Sigo, para indagar: O que fez, afinal, o STF? Além de dar um giro de 180 graus na sua jurisprudência, acabou por sufragar uma prisão decretada fora de qualquer legalidade, circunstância reconhecida pelo MPF e pelo próprio ministro Teori. Ou seja: o ministro Teori concede a liminar com o fundamento de que, além de poder superar a Súmula 691, o TJ-SP não havia fundamentado a prisão em segundo grau. Pois agora ele, juntamente com mais seis ministros, revogam a liminar, só que não fundamentam a necessidade do caso concreto.

Ao analisar o caso, o Supremo deveria ter feito um overruling acerca do entendimento anterior. Um overruling se dá quando um Tribunal entende que deve mudar sua jurisprudência. Para tanto, deve demonstrar o porquê do novo entendimento. Ou seja, além de explicar as fundadas razões que os levaram a tomar tal decisão, devem informar sob qual conjectura o fazem. Em linhas gerais, overruling quer dizer que, o caso que dá ensejo ao novo entendimento deve ser um caso passível de provocar tal reviravolta (STRECK, 2016).

O que se observa atualmente no Supremo Tribunal, é que se tem agido de forma a simpatizar com a Teoria da Katchanga Real.

Explica-se: em linhas gerais, define tal Teoria, que aquele que dá as cartas, é quem dita as regras, vez que sabe tudo, e têm todas as saídas. Contudo, sempre há um “não dito”, que é tirado da manga sempre que lhe convém (STRECK, 2012).

De fato, o que mais torna “esdrúxula” a decisão, é que no momento da deliberação do Habeas Corpus, M.R.D. tornou-se um conceito, uma tese, desaparecendo como protagonista do caso. Toda a argumentação levantada em decisão monocrática do relator quando da concessão da liminar, desaparecera. Veja-se que de um recurso interposto apenas pela defesa, fora modificada jurisprudência do Supremo Tribunal Federal, em um caso extremamente simples – e ao mesmo tempo complexo – e repleto de erros não sanados. Decisão esta, que atingirá diretamente todos aqueles com condenação em Segundo Grau, ainda que pendente de recurso.

Em 17 de maio de 2016, foram opostos embargos de declaração. Situação em que se afirmou que a decisão apresenta significativa alteração jurisprudencial, vez que os precedentes judiciais possuem “dever de estabilidade”, para que se evite mudanças repentinas capazes de atentar contra a segurança jurídica. Ao fim alegou omissão por parte do Supremo, vez que não abordou de forma clara a vigência do artigo 283 do Código de Processo Penal. Os embargos foram rejeitados em 02 de setembro de 2016, sob o fundamento de que não houve qualquer vício na decisão (BRASIL, 2016).
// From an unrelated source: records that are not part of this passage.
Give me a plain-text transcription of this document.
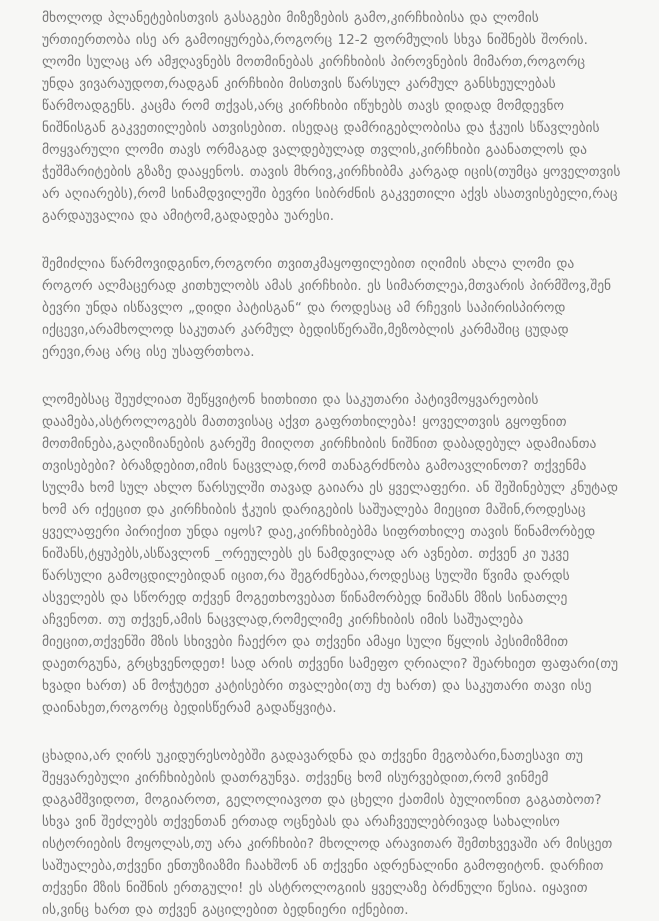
მხოლოდ პლანეტებისთვის გასაგები მიზეზების გამო,კირჩხიბისა და ლომის ურთიერთობა ისე არ გამოიყურება,როგორც 12-2 ფორმულის სხვა ნიშნებს შორის. ლომი სულაც არ ამჟღავნებს მოთმინებას კირჩხიბის პიროვნების მიმართ,როგორც უნდა ვივარაუდოთ,რადგან კირჩხიბი მისთვის წარსულ კარმულ განსხეულებას წარმოადგენს. კაცმა რომ თქვას,არც კირჩხიბი იწუხებს თავს დიდად მომდევნო ნიშნისგან გაკვეთილების ათვისებით. ისედაც დამრიგებლობისა და ჭკუის სწავლების მოყვარული ლომი თავს ორმაგად ვალდებულად თვლის,კირჩხიბი გაანათლოს და ჭეშმარიტების გზაზე დააყენოს. თავის მხრივ,კირჩხიბმა კარგად იცის(თუმცა ყოველთვის არ აღიარებს),რომ სინამდვილეში ბევრი სიბრძნის გაკვეთილი აქვს ასათვისებელი,რაც გარდაუვალია და ამიტომ,გადადება უარესი.

შემიძლია წარმოვიდგინო,როგორი თვითკმაყოფილებით იღიმის ახლა ლომი და როგორ ალმაცერად კითხულობს ამას კირჩხიბი. ეს სიმართლეა,მთვარის პირმშოვ,შენ ბევრი უნდა ისწავლო „დიდი პატისგან“ და როდესაც ამ რჩევის საპირისპიროდ იქცევი,არამხოლოდ საკუთარ კარმულ ბედისწერაში,მეზობლის კარმაშიც ცუდად ერევი,რაც არც ისე უსაფრთხოა.

ლომებსაც შეუძლიათ შეწყვიტონ ხითხითი და საკუთარი პატივმოყვარეობის დაამება,ასტროლოგებს მათთვისაც აქვთ გაფრთხილება! ყოველთვის გყოფნით მოთმინება,გაღიზიანების გარეშე მიიღოთ კირჩხიბის ნიშნით დაბადებულ ადამიანთა თვისებები? ბრაზდებით,იმის ნაცვლად,რომ თანაგრძნობა გამოავლინოთ? თქვენმა სულმა ხომ სულ ახლო წარსულში თავად გაიარა ეს ყველაფერი. ან შეშინებულ კნუტად ხომ არ იქეცით და კირჩხიბის ჭკუის დარიგების საშუალება მიეცით მაშინ,როდესაც ყველაფერი პირიქით უნდა იყოს? დაე,კირჩხიბებმა სიფრთხილე თავის წინამორბედ ნიშანს,ტყუპებს,ასწავლონ _ორეულებს ეს ნამდვილად არ ავნებთ. თქვენ კი უკვე წარსული გამოცდილებიდან იცით,რა შეგრძნებაა,როდესაც სულში წვიმა დარდს ასველებს და სწორედ თქვენ მოგეთხოვებათ წინამორბედ ნიშანს მზის სინათლე აჩვენოთ. თუ თქვენ,ამის ნაცვლად,რომელიმე კირჩხიბის იმის საშუალება მიეცით,თქვენში მზის სხივები ჩაექრო და თქვენი ამაყი სული წყლის პესიმიზმით დაეთრგუნა, გრცხვენოდეთ! სად არის თქვენი სამეფო ღრიალი? შეარხიეთ ფაფარი(თუ ხვადი ხართ) ან მოჭუტეთ კატისებრი თვალები(თუ ძუ ხართ) და საკუთარი თავი ისე დაინახეთ,როგორც ბედისწერამ გადაწყვიტა.

ცხადია,არ ღირს უკიდურესობებში გადავარდნა და თქვენი მეგობარი,ნათესავი თუ შეყვარებული კირჩხიბების დათრგუნვა. თქვენც ხომ ისურვებდით,რომ ვინმემ დაგამშვიდოთ, მოგიაროთ, გელოლიავოთ და ცხელი ქათმის ბულიონით გაგათბოთ? სხვა ვინ შეძლებს თქვენთან ერთად ოცნებას და არაჩვეულებრივად სახალისო ისტორიების მოყოლას,თუ არა კირჩხიბი? მხოლოდ არავითარ შემთხვევაში არ მისცეთ საშუალება,თქვენი ენთუზიაზმი ჩაახშონ ან თქვენი ადრენალინი გამოფიტონ. დარჩით თქვენი მზის ნიშნის ერთგული! ეს ასტროლოგიის ყველაზე ბრძნული წესია. იყავით ის,ვინც ხართ და თქვენ გაცილებით ბედნიერი იქნებით.
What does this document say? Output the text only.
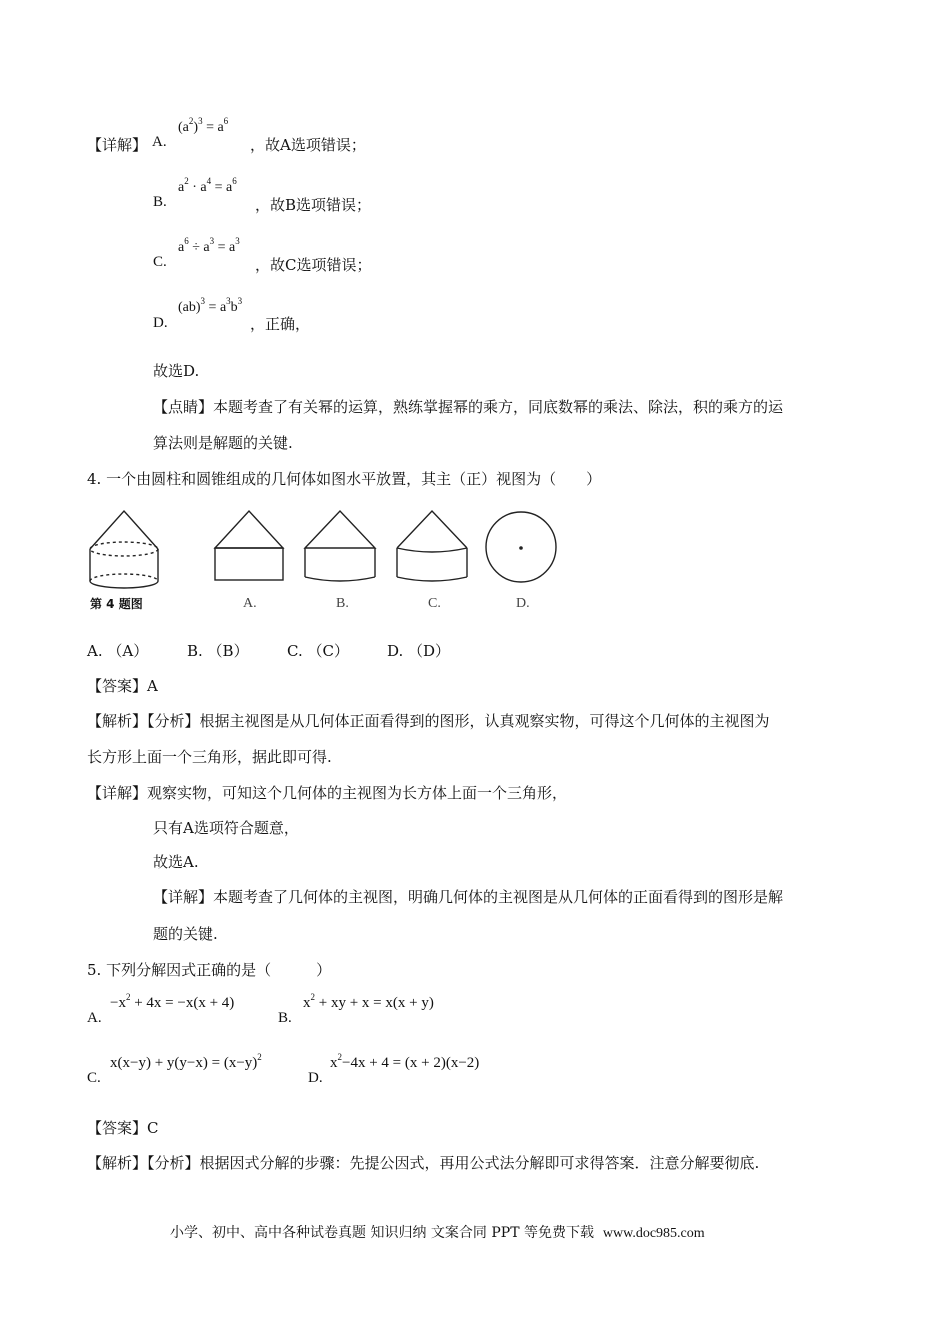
【详解】 A.
$(a^2)^3 = a^6$
，故A选项错误；
B.
$a^2 \cdot a^4 = a^6$
，故B选项错误；
C.
$a^6 \div a^3 = a^3$
，故C选项错误；
D.
$(ab)^3 = a^3b^3$
，正确，
故选D.
【点睛】本题考查了有关幂的运算，熟练掌握幂的乘方，同底数幂的乘法、除法，积的乘方的运
算法则是解题的关键.
4. 一个由圆柱和圆锥组成的几何体如图水平放置，其主（正）视图为（　　）
第 4 题图	A.	B.	C.	D.
A. （A）	B. （B）	C. （C）	D. （D）
【答案】A
【解析】【分析】根据主视图是从几何体正面看得到的图形，认真观察实物，可得这个几何体的主视图为
长方形上面一个三角形，据此即可得.
【详解】观察实物，可知这个几何体的主视图为长方体上面一个三角形，
只有A选项符合题意，
故选A.
【详解】本题考查了几何体的主视图，明确几何体的主视图是从几何体的正面看得到的图形是解
题的关键.
5. 下列分解因式正确的是（　　　）
A.
$-x^2 + 4x = -x(x + 4)$
B.
$x^2$ + xy + x = x(x + y)
C.
$x(x-y) + y(y-x) = (x-y)^2$
D.
$x^2-4x + 4 = (x + 2)(x-2)$
【答案】C
【解析】【分析】根据因式分解的步骤：先提公因式，再用公式法分解即可求得答案．注意分解要彻底.
小学、初中、高中各种试卷真题 知识归纳 文案合同 PPT 等免费下载 www.doc985.com
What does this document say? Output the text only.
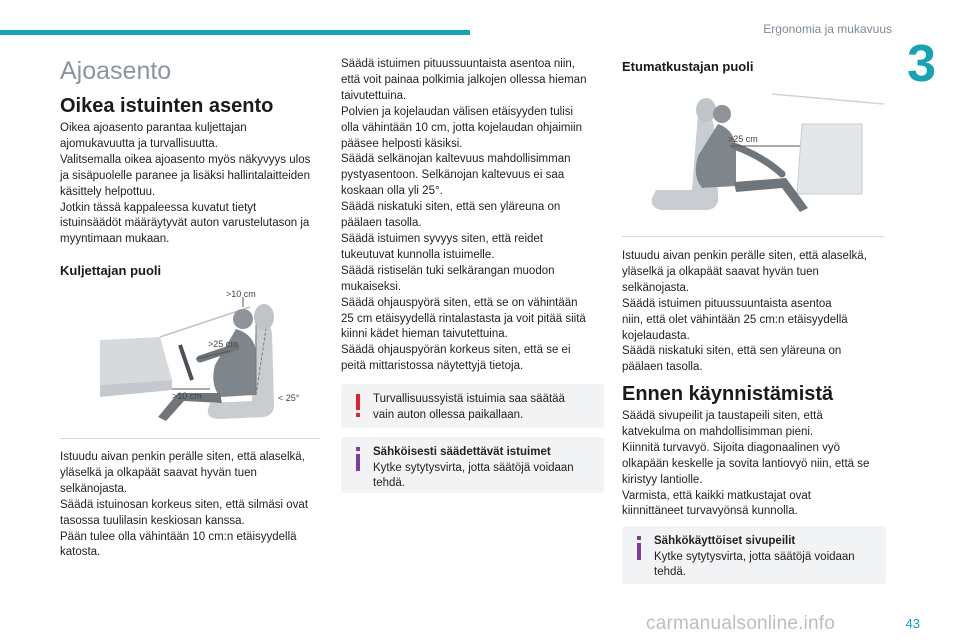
Ergonomia ja mukavuus
3
Ajoasento
Oikea istuinten asento

Oikea ajoasento parantaa kuljettajan
ajomukavuutta ja turvallisuutta.
Valitsemalla oikea ajoasento myös näkyvyys ulos
ja sisäpuolelle paranee ja lisäksi hallintalaitteiden
käsittely helpottuu.
Jotkin tässä kappaleessa kuvatut tietyt
istuinsäädöt määräytyvät auton varustelutason ja
myyntimaan mukaan.

Kuljettajan puoli
>10 cm
>25 cm
>10 cm	< 25°

Istuudu aivan penkin perälle siten, että alaselkä,
yläselkä ja olkapäät saavat hyvän tuen
selkänojasta.
Säädä istuinosan korkeus siten, että silmäsi ovat
tasossa tuulilasin keskiosan kanssa.
Pään tulee olla vähintään 10 cm:n etäisyydellä
katosta.

Säädä istuimen pituussuuntaista asentoa niin,
että voit painaa polkimia jalkojen ollessa hieman
taivutettuina.
Polvien ja kojelaudan välisen etäisyyden tulisi
olla vähintään 10 cm, jotta kojelaudan ohjaimiin
pääsee helposti käsiksi.
Säädä selkänojan kaltevuus mahdollisimman
pystyasentoon. Selkänojan kaltevuus ei saa
koskaan olla yli 25°.
Säädä niskatuki siten, että sen yläreuna on
päälaen tasolla.
Säädä istuimen syvyys siten, että reidet
tukeutuvat kunnolla istuimelle.
Säädä ristiselän tuki selkärangan muodon
mukaiseksi.
Säädä ohjauspyörä siten, että se on vähintään
25 cm etäisyydellä rintalastasta ja voit pitää siitä
kiinni kädet hieman taivutettuina.
Säädä ohjauspyörän korkeus siten, että se ei
peitä mittaristossa näytettyjä tietoja.

Turvallisuussyistä istuimia saa säätää
vain auton ollessa paikallaan.

Sähköisesti säädettävät istuimet

Kytke sytytysvirta, jotta säätöjä voidaan
tehdä.

Etumatkustajan puoli
>25 cm

Istuudu aivan penkin perälle siten, että alaselkä,
yläselkä ja olkapäät saavat hyvän tuen
selkänojasta.
Säädä istuimen pituussuuntaista asentoa
niin, että olet vähintään 25 cm:n etäisyydellä
kojelaudasta.
Säädä niskatuki siten, että sen yläreuna on
päälaen tasolla.

Ennen käynnistämistä

Säädä sivupeilit ja taustapeili siten, että
katvekulma on mahdollisimman pieni.
Kiinnitä turvavyö. Sijoita diagonaalinen vyö
olkapään keskelle ja sovita lantiovyö niin, että se
kiristyy lantiolle.
Varmista, että kaikki matkustajat ovat
kiinnittäneet turvavyönsä kunnolla.

Sähkökäyttöiset sivupeilit

Kytke sytytysvirta, jotta säätöjä voidaan
tehdä.

carmanualsonline.info	43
A decisão transitou em julgado, em 14 de fevereiro de 2017, nos mesmos moldes da resolução adotada em fevereiro.

Destarte, desde fevereiro de 2016 está liberada a execução provisória da pena antes do momento previsto na Constituição Federal e no Código de Processo Penal, e suspensa a presunção de inocência.

4.3 Ações Declaratórias de Constitucionalidade (ADCs) 43 e 44

Com a decisão proferida pelo Supremo, e o descontentamento de diversos movimentos, o PEN (Partido Ecológico Nacional) e o Conselho Federal da Ordem dos Advogados do Brasil (OAB), ingressaram com duas Ações Declaratórias de Constitucionalidade (que receberam respectivamente, os números 43 e 44), com pedido liminar, visando o reconhecimento da constitucionalidade da nova redação do artigo 283, caput,[10] do Código de Processo Penal (incluída pela Lei nº 12.403 de 2011).

Em suma, alega o PEN que o dispositivo legal é a única interpretação cabível ao princípio da presunção de inocência, em complemento com a norma prevista no art. 5º, inciso LVII, da Constituição Federal. Menciona o partido que a decisão não é compatível com a norma do Código de Processo Penal, desse modo, para que a pena pudesse ser cumprida já a partir da condenação em Segunda Instância, o Supremo Tribunal Federal deveria ter declarado a inconstitucionalidade do mesmo.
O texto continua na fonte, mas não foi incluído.